While that hearing was underway, political philosopher and author Douglas Giles, on the Lean to the Left podcast, discussed in some detail the driving force behind the Republican Party and its right-wing supporters today: the concentration of power in the hands of the few.
In fact, Giles acknowledged that perhaps the biggest lie of all is the contention by Republicans that they are the party of individual liberty and small government. Because, he argued, their ultimate goal is to expand governmental control over our daily lives. He used the GOP's effort to restrict abortion as an example of such governmental overreach.
"It's about power, and if you look at what the right wing is trying to do, it is trying to say that all of the power over the decision as to whether or not to have an abortion or to have a child rests in the power of the state, whereas the pro-choice position says no, the power should be broadly circulated to every single woman who is actually facing the question."

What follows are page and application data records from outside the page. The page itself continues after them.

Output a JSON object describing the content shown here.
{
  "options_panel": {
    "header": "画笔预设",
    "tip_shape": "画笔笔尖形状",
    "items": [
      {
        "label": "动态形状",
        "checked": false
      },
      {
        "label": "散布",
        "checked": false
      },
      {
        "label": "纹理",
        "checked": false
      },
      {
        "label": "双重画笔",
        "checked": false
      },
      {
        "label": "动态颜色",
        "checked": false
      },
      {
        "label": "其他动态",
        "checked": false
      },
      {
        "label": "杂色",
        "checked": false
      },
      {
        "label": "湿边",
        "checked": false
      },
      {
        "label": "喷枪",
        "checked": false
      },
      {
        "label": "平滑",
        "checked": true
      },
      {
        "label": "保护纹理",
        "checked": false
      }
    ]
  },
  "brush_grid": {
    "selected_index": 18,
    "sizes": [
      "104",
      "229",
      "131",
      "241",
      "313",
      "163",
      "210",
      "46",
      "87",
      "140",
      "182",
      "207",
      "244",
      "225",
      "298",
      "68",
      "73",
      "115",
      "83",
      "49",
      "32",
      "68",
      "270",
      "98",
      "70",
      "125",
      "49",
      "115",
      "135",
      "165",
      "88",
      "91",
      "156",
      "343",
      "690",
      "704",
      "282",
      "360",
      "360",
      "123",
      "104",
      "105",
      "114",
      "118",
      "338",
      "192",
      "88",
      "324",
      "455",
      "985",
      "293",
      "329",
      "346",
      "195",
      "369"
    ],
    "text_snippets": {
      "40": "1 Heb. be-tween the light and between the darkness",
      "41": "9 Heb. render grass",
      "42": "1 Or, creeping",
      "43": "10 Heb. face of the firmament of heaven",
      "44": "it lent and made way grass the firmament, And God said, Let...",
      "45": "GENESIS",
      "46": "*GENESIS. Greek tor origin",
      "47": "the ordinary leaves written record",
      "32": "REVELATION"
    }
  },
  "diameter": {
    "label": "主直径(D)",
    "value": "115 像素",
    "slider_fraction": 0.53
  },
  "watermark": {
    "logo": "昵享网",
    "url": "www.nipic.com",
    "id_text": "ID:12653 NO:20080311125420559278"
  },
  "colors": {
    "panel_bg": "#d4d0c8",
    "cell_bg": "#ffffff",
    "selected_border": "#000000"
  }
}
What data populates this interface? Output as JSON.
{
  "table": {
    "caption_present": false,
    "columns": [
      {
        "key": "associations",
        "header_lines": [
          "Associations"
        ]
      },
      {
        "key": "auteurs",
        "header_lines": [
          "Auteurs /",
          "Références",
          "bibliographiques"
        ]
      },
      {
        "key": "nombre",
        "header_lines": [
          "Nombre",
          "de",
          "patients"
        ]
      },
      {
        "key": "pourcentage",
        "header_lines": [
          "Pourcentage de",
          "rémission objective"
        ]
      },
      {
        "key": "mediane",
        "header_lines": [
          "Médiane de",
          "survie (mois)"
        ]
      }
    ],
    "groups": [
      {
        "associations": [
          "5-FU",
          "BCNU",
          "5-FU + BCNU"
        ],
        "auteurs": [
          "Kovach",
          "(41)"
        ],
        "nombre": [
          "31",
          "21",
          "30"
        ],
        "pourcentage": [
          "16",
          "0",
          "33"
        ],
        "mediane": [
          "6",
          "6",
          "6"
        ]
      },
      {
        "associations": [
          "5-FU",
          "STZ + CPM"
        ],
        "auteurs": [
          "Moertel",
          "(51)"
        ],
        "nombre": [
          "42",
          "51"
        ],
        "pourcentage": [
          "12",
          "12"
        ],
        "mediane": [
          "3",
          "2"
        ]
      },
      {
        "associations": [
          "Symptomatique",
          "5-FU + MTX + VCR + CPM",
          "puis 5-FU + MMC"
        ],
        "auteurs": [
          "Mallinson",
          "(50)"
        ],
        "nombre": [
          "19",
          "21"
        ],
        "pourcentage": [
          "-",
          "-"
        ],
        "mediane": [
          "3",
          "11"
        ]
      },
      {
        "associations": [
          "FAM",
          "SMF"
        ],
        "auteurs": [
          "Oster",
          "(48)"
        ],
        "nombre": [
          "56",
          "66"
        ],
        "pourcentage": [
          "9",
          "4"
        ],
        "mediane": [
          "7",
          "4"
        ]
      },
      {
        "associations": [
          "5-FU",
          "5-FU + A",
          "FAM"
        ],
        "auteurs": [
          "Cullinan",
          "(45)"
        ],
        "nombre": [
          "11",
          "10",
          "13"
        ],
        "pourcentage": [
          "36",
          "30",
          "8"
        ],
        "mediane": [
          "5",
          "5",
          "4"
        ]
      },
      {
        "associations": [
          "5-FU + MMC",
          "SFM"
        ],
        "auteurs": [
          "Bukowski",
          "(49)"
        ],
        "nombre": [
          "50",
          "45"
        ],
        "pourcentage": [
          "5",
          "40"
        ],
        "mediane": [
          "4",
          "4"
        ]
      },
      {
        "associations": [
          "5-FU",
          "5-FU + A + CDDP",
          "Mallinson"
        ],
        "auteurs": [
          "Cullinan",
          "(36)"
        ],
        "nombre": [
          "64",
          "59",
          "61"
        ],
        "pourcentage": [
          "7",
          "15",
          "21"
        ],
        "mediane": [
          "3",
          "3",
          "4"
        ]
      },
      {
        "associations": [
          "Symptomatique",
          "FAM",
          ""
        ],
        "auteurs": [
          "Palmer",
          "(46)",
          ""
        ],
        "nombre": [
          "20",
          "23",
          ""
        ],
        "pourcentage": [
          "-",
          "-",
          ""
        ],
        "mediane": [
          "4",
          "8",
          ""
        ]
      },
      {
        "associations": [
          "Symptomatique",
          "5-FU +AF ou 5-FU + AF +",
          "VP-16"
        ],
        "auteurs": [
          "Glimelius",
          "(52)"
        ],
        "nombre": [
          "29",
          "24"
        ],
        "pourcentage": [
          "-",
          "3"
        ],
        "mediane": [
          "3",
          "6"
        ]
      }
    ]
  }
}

Trump, he said, "is just coming from the social political dualism that is inherent in conservatism, that there should be a small set of people that are the 'haves', and everyone else is a 'have-not', and that's the good and proper way to run a society."
Giles agreed that Trump is "very similar in a lot of respects" to Putin because of his determination to gain and expand his power. "Totalitarian governments are all about, by definition, concentrating power within the hands of a very small (group) or even just one person, and I would say that Trump and Putin are identical in that desire," he said.
Giles, is the author of the new book, “What Left and Right Mean: Clarifying the Political Spectrum.” As a philosophy professor at Elmhurst University, he researches and writes on political philosophy and social justice issues. Giles was born and raised in the U.S., but has lived in Europe for the past 10 years, which he says has provided important insights into the natures of political ideologies and the causes of injustice.